Dennis Hopper and Ed Kienholz

Hunter Drohojowska-Philp says a show at Kohn Gallery sheds new light on the actor-photographer and his friends.

July 13, 2017

Dennis Hopper, actor, director and art collector, apparently wanted his legacy to be his photography. From the time his actress wife Brooke Hayward bought him his first Nikon camera, he took thousands of black and white photographs. Since his death in 2010, there have been quite a few exhibitions but often with the same iconic pictures: the Standard gas station, portraits of handsome young Ed Ruscha or Paul Newman.

There is a different approach at a new exhibition at Kohn Gallery in Hollywood in Dennis Hopper: The Lost Album, 1961-1967. Organized by Sam Mellon and Claudia Bohn-Spector, the exhibition recreates Hopper’s 1970 exhibition held at the Fort Worth Art Center Museum with 400 black and white prints originally selected by Hopper himself with his friend Henry Hopkins, then director of the museum. The entire show with its documentation was discovered recently in a box that had been stored in his garage and is now part of the Hopper Trust.
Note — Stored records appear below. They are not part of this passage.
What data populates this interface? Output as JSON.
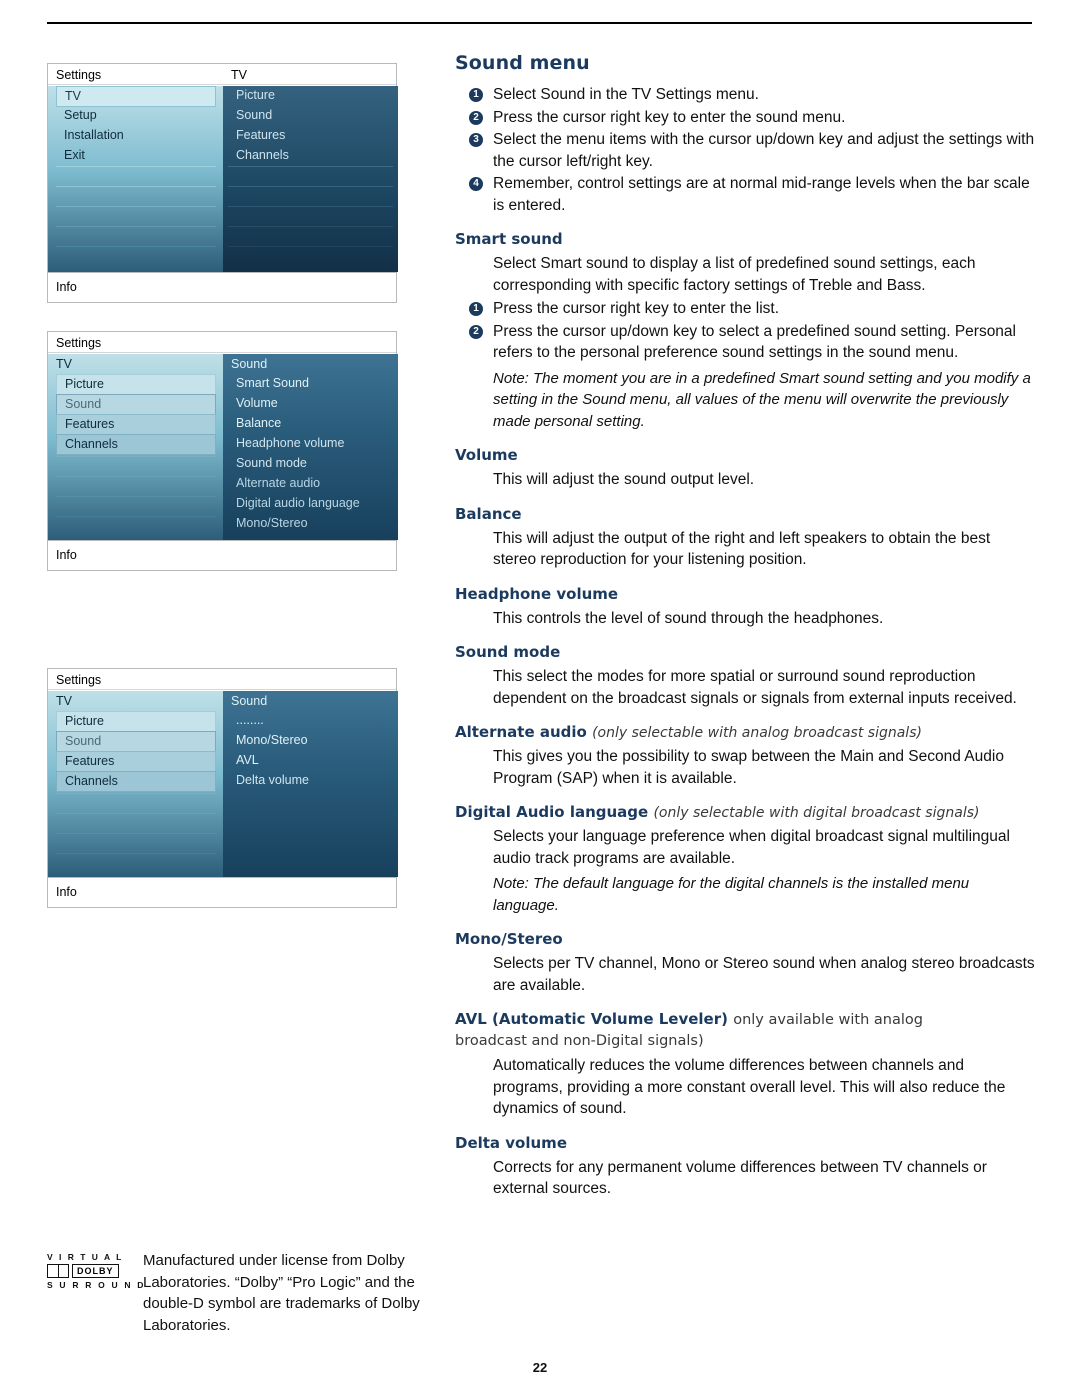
{
  "page_number": "22",
  "section": {
    "title": "Sound menu",
    "intro_steps": [
      "Select Sound in the TV Settings menu.",
      "Press the cursor right key to enter the sound menu.",
      "Select the menu items with the cursor up/down key and adjust the settings with the cursor left/right key.",
      "Remember, control settings are at normal mid-range levels when the bar scale is entered."
    ]
  },
  "topics": {
    "smart_sound": {
      "heading": "Smart sound",
      "intro": "Select Smart sound to display a list of predefined sound settings, each corresponding with specific factory settings of Treble and Bass.",
      "steps": [
        "Press the cursor right key to enter the list.",
        "Press the cursor up/down key to select a predefined sound setting. Personal refers to the personal preference sound settings in the sound menu."
      ],
      "note": "Note: The moment you are in a predefined Smart sound setting and you modify a setting in the Sound menu, all values of the menu will overwrite the previously made personal setting."
    },
    "volume": {
      "heading": "Volume",
      "body": "This will adjust the sound output level."
    },
    "balance": {
      "heading": "Balance",
      "body": "This will adjust the output of the right and left speakers to obtain the best stereo reproduction for your listening position."
    },
    "headphone_volume": {
      "heading": "Headphone volume",
      "body": "This controls the level of sound through the headphones."
    },
    "sound_mode": {
      "heading": "Sound mode",
      "body": "This select the modes for more spatial or surround sound reproduction dependent on the broadcast signals or signals from external inputs received."
    },
    "alternate_audio": {
      "heading": "Alternate audio",
      "heading_note": "(only selectable with analog broadcast signals)",
      "body": "This gives you the possibility to swap between the Main and Second Audio Program (SAP) when it is available."
    },
    "digital_audio_language": {
      "heading": "Digital Audio language",
      "heading_note": "(only selectable with digital broadcast signals)",
      "body": "Selects your language preference when digital broadcast signal multilingual audio track programs are available.",
      "note": "Note: The default language for the digital channels is the installed menu language."
    },
    "mono_stereo": {
      "heading": "Mono/Stereo",
      "body": "Selects per TV channel, Mono or Stereo sound when analog stereo broadcasts are available."
    },
    "avl": {
      "heading": "AVL (Automatic Volume Leveler)",
      "heading_note": "only available with analog",
      "heading_note2": "broadcast and non-Digital signals)",
      "body": "Automatically reduces the volume differences between channels and programs, providing a more constant overall level. This will also reduce the dynamics of sound."
    },
    "delta_volume": {
      "heading": "Delta volume",
      "body": "Corrects for any permanent volume differences between TV channels or external sources."
    }
  },
  "menus": {
    "menu1": {
      "left_header": "Settings",
      "right_header": "TV",
      "left_items": [
        "TV",
        "Setup",
        "Installation",
        "Exit"
      ],
      "right_items": [
        "Picture",
        "Sound",
        "Features",
        "Channels"
      ],
      "left_selected_index": 0,
      "info_label": "Info"
    },
    "menu2": {
      "top_header": "Settings",
      "left_header": "TV",
      "right_header": "Sound",
      "left_items": [
        "Picture",
        "Sound",
        "Features",
        "Channels"
      ],
      "right_items": [
        "Smart Sound",
        "Volume",
        "Balance",
        "Headphone volume",
        "Sound mode",
        "Alternate audio",
        "Digital audio language",
        "Mono/Stereo"
      ],
      "left_selected_index": 1,
      "info_label": "Info"
    },
    "menu3": {
      "top_header": "Settings",
      "left_header": "TV",
      "right_header": "Sound",
      "left_items": [
        "Picture",
        "Sound",
        "Features",
        "Channels"
      ],
      "right_items": [
        "........",
        "Mono/Stereo",
        "AVL",
        "Delta volume"
      ],
      "left_selected_index": 1,
      "info_label": "Info"
    }
  },
  "dolby": {
    "virtual": "V I R T U A L",
    "brand": "DOLBY",
    "surround": "S U R R O U N D",
    "text": "Manufactured under license from Dolby Laboratories. “Dolby” “Pro Logic” and the double-D symbol are trademarks of Dolby Laboratories."
  }
}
The great number of small prints, dry-mounted in an informal style on black-painted walls, initially looks like too much of a muchness. But Hopper, who had already gained acclaim for his roles in films like Giant and East of Eden, was using the camera to develop his eye. Instead of a single image from a series, the exhibition often includes multiple images on a theme whether that be pretty women, civil rights marchers, or members of the Hell’s Angels that he cast in his 1969 movie Easy Rider. After the success of that film, Hopper gave up photography and concentrated on work as a director. He also concentrated on substance abuse to a legendary degree but eventually sobered up and returned to stardom in the 1986 film Blue Velvet.
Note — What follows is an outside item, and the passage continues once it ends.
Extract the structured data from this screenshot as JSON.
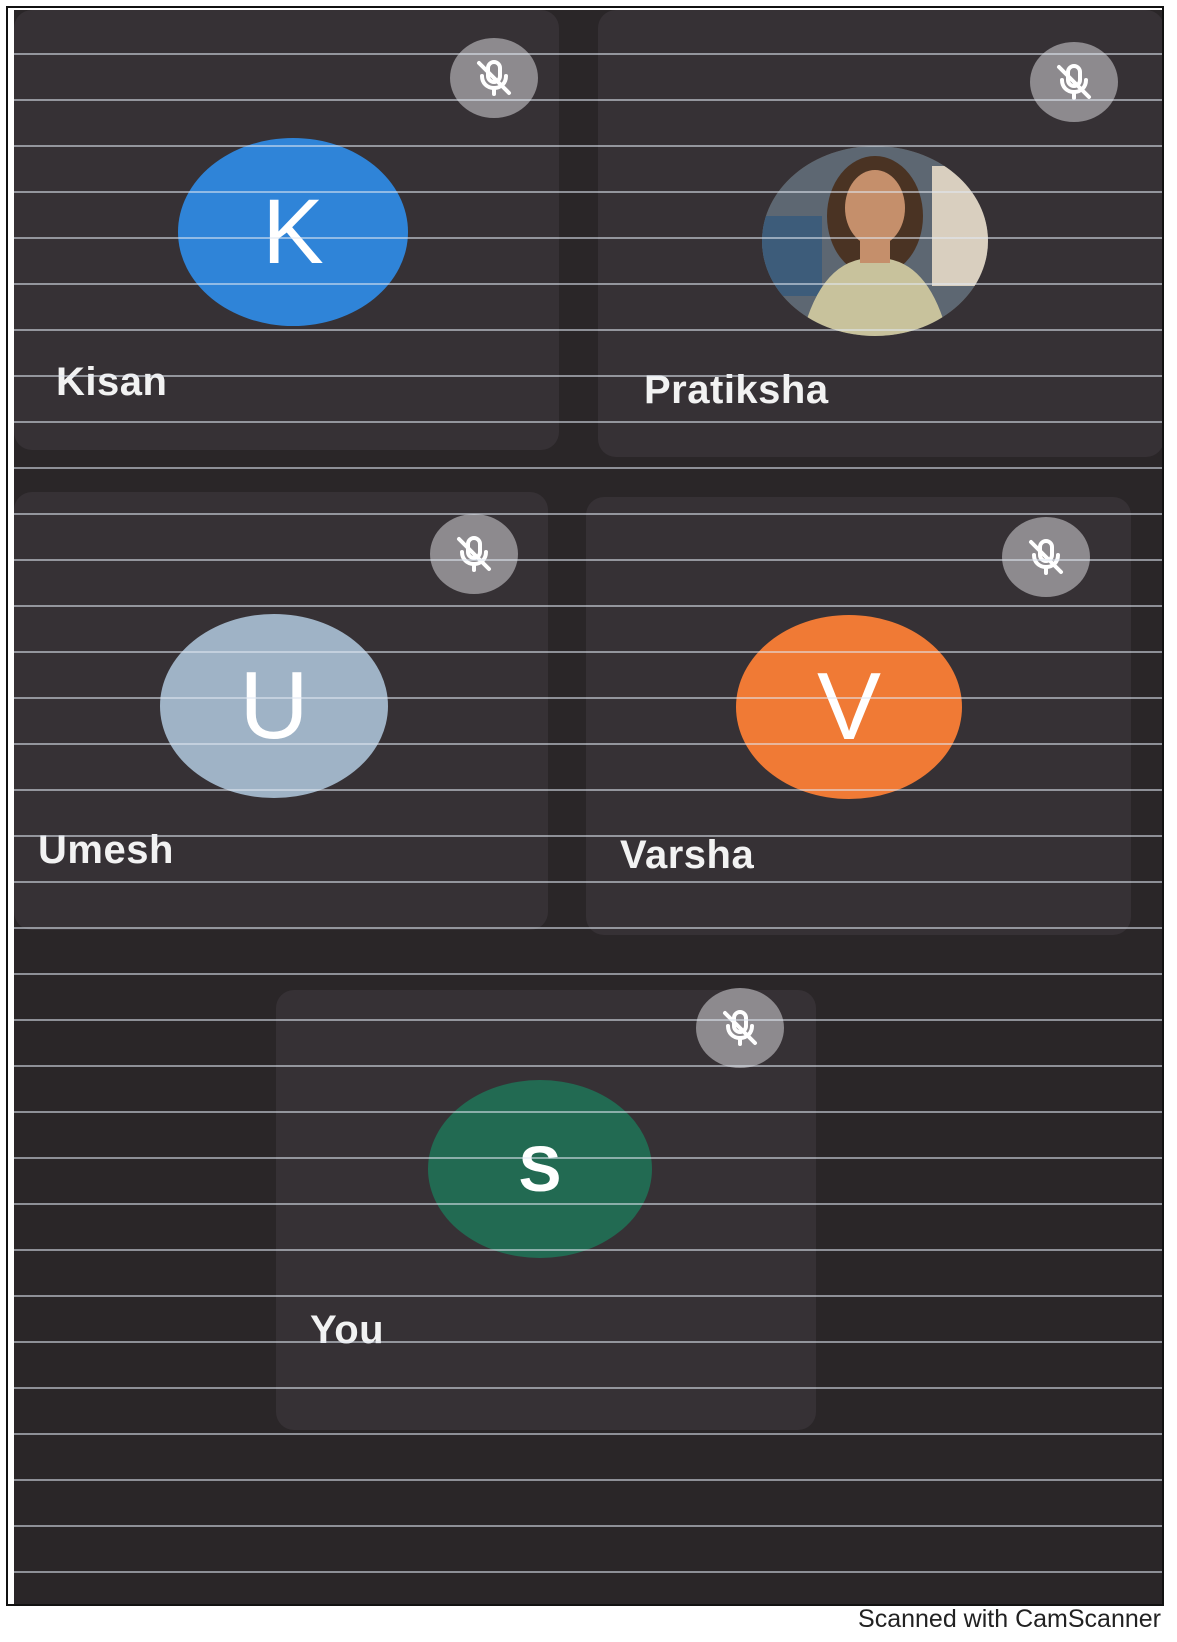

Hopper was connected to all of the creative facets of LA in the '60s: The show includes photographs of the Byrds, Ike and Tina Turner and other rock acts when they played at small clubs like Whiskey A Go Go. There are pictures of fashion icons like Rudi Gernrich and Peggy Moffit. But one of his greatest passions was the LA art world of the late 1950s and 1960s. Inspired by the artists whose work he collected and who he personally befriended, his photographs capture the intimacy and informality of the people and the times. There are more images collected here than have ever been presented apart from a 2012 show in Berlin. Having used a number of Hopper’s images in my own book, Rebels in Paradise: The L.A. Art Scene and the 1960s, I was excited to see a whole series of photographs of a 1966 performance staged by Robert Rauschenberg and Merce Cunningham giving a sense of how the event unfolded in time.
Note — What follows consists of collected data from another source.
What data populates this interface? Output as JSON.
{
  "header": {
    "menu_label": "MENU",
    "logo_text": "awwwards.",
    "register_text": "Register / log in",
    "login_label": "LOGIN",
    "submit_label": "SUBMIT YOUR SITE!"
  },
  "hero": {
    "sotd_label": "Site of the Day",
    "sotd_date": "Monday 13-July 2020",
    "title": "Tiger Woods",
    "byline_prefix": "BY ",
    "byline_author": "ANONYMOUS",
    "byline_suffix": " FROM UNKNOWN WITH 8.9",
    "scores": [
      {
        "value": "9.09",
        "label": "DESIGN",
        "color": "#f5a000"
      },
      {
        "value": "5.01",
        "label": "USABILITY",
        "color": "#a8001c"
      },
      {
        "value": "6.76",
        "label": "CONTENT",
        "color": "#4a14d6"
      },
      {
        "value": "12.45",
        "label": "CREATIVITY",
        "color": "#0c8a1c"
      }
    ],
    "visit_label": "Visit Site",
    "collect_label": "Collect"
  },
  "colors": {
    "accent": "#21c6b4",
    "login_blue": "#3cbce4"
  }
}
It becomes clear that Hopper was presenting his photographs sequentially like storyboards for a film. His multiple images of the so-called “riot on the Sunset Strip” in 1967 offer some sense of what it must have been like to be there.

In series, as well as his graffiti wall photographs, he was not afraid to let his images be vaguely abstract. Though known for collecting the Pop art of Andy Warhol and Roy Lichtenstein, both of whom he photographed, he was initially intrigued by Abstract Expressionism. He embraced all notions of anarchic freedom and one of his greatest achievements, apparent here, might be his early and unwavering support for those who dared to fight convention. Works of art made by many of Hopper’s closest friends in LA, Bruce Connor, John Altoon and Joe Goode among them, are on view in another part of the gallery. The show continues to September 1.